|The name Louis Comfort Tiffany may not be part of your everyday conversation, but there’s definitely a chance you’re familiar with his family’s store. Hint: They’re famous for little robin’s egg blue boxes. Well, Louis Comfort Tiffany (1848 – 1933), the heir of the Tiffany & Co. fortune, is famous for much more than engagement rings. Does this lamp look familiar? “Oh! Of course!” someone might say. “Those used to hang above the tables at Ruby Tuesday!” Well, sort of. Tiffany lamps are often imitated, like this dragonfly pendant lamp which is a replica, but they’re never truly duplicated. We’ve all seen some sort of knock off at a home decor store. But they cannot compare to the absolute pleasure of viewing 45 original Tiffany stained glass lamps up close at the Tiffany at Biltmore exhibit housed in the legendary Biltmore Estate in Asheville, NC. Trust me. I did, and it’s design-geek heaven. Tiffany is celebrated as one of the preeminent designers of decorative glass. The exhibit at Biltmore showcases his designs in a dimly lit room allowing their translucent glass to light the way through the halls. It’s truly magnificent to view all of the colors and motifs up close and personal.|
Biltmore Estate is the perfect venue for this exhibit. The Vanderbilt family built Biltmore House at the height of the Art Nouveau movement, of which Louis C. Tiffany was a highly revered central figure. Art Nouveau celebrated the natural world and captured it in art, architecture and design. Lamps featuring Tiffany’s favorite natural muses — dragonflies and lilies — reflect his appreciation for the natural world. It is those designs that are most popular.

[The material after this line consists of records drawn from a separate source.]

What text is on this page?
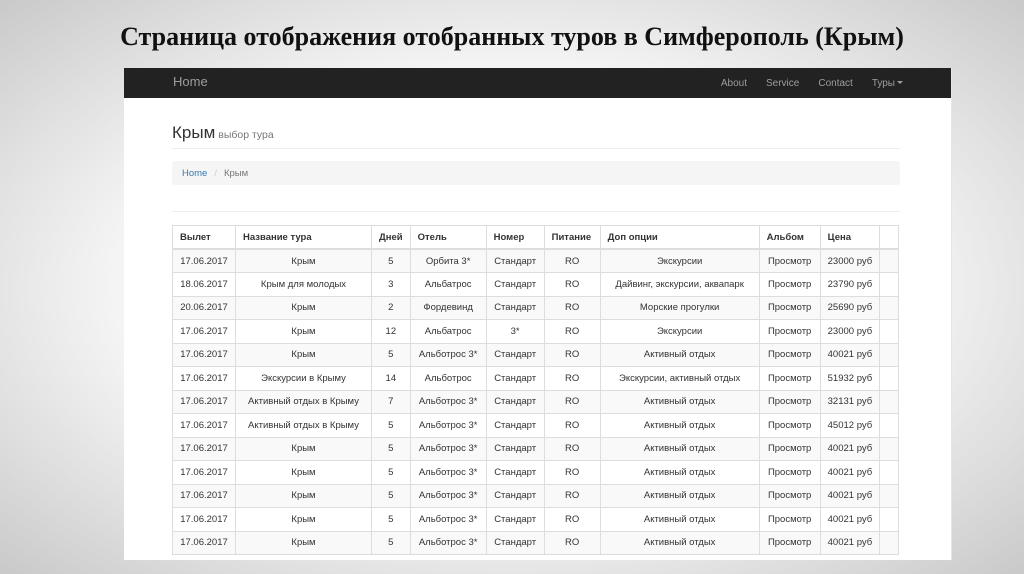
Страница отображения отобранных туров в Симферополь (Крым)
Home	About Service Contact Туры
Крым выбор тура
Home / Крым
Вылет	Название тура	Дней	Отель	Номер	Питание	Доп опции	Альбом	Цена	
17.06.2017	Крым	5	Орбита 3*	Стандарт	RO	Экскурсии	Просмотр	23000 руб	
18.06.2017	Крым для молодых	3	Альбатрос	Стандарт	RO	Дайвинг, экскурсии, аквапарк	Просмотр	23790 руб	
20.06.2017	Крым	2	Фордевинд	Стандарт	RO	Морские прогулки	Просмотр	25690 руб	
17.06.2017	Крым	12	Альбатрос	3*	RO	Экскурсии	Просмотр	23000 руб	
17.06.2017	Крым	5	Альботрос 3*	Стандарт	RO	Активный отдых	Просмотр	40021 руб	
17.06.2017	Экскурсии в Крыму	14	Альботрос	Стандарт	RO	Экскурсии, активный отдых	Просмотр	51932 руб	
17.06.2017	Активный отдых в Крыму	7	Альботрос 3*	Стандарт	RO	Активный отдых	Просмотр	32131 руб	
17.06.2017	Активный отдых в Крыму	5	Альботрос 3*	Стандарт	RO	Активный отдых	Просмотр	45012 руб	
17.06.2017	Крым	5	Альботрос 3*	Стандарт	RO	Активный отдых	Просмотр	40021 руб	
17.06.2017	Крым	5	Альботрос 3*	Стандарт	RO	Активный отдых	Просмотр	40021 руб	
17.06.2017	Крым	5	Альботрос 3*	Стандарт	RO	Активный отдых	Просмотр	40021 руб	
17.06.2017	Крым	5	Альботрос 3*	Стандарт	RO	Активный отдых	Просмотр	40021 руб	
17.06.2017	Крым	5	Альботрос 3*	Стандарт	RO	Активный отдых	Просмотр	40021 руб	
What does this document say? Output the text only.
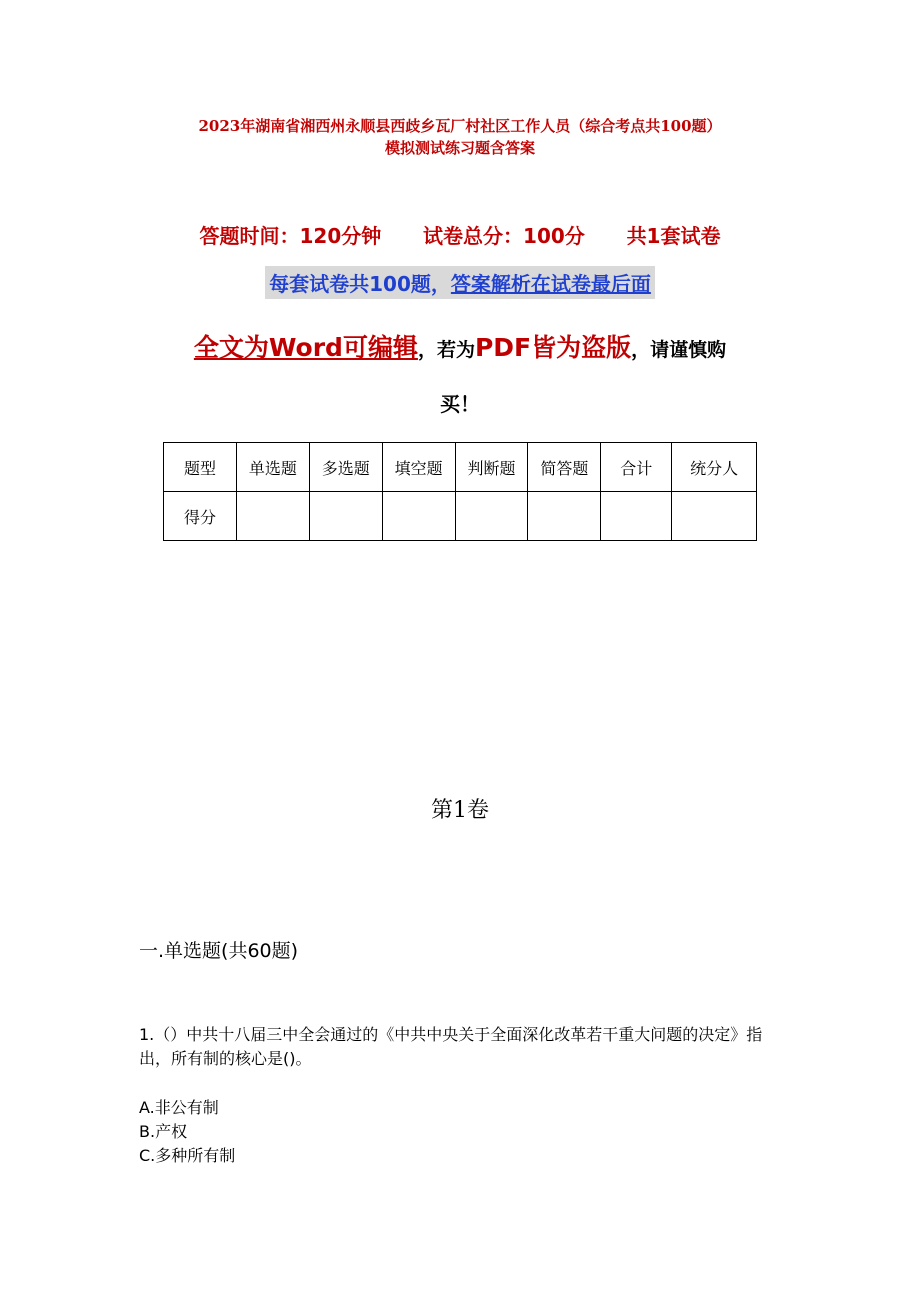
2023年湖南省湘西州永顺县西歧乡瓦厂村社区工作人员（综合考点共100题）
模拟测试练习题含答案
答题时间：120分钟 试卷总分：100分 共1套试卷
每套试卷共100题，答案解析在试卷最后面
全文为Word可编辑，若为PDF皆为盗版，请谨慎购
买！
题型	单选题	多选题	填空题	判断题	简答题	合计	统分人
得分							
第1卷
一.单选题(共60题)
1.（）中共十八届三中全会通过的《中共中央关于全面深化改革若干重大问题的决定》指出，所有制的核心是()。
A.非公有制
B.产权
C.多种所有制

However, Tiffany also found inspiration in some creatures of the organic world that you wouldn’t expect. My visit to the Biltmore exhibit marked the first time I had ever seen (or heard of) a Tiffany lamp with a design influenced by the form a spider and spider web. (Be sure to keep an eye out for it when you take the tour.)
If you are as enthralled by nature as Louis Comfort Tiffany obviously was, you’ll also enjoy the Biltmore horticulture team’s celebration of the works of Tiffany. They’ve created four 40-foot stained-glass-inspired dragonfly topiaries made up of more than 12,000 plants each. Not your average topiaries! And after you take a stroll through the acres upon acres of gardens by the father of landscape design, Frederick Law Olmstead, savor a Tiffany-inspired dragonfly cupcake from the Biltmore sweet shop. Another trust me, here. They are delicious.
The Tiffany at Biltmore exhibit runs from now until October 23rd. Maybe a trip to the beautiful Blue Ridge Mountains is in order for the long Labor Day weekend? If you plan your travels for October instead, keep in mind that Asheville and the Biltmore are a popular destination for taking in fall colors.
If you’ve already been to the Tiffany exhibit, what did you think?
If not, have you ever viewed Louis C. Tiffany’s stain glass lamps or windows first hand? I would love to own an original, wouldn’t you?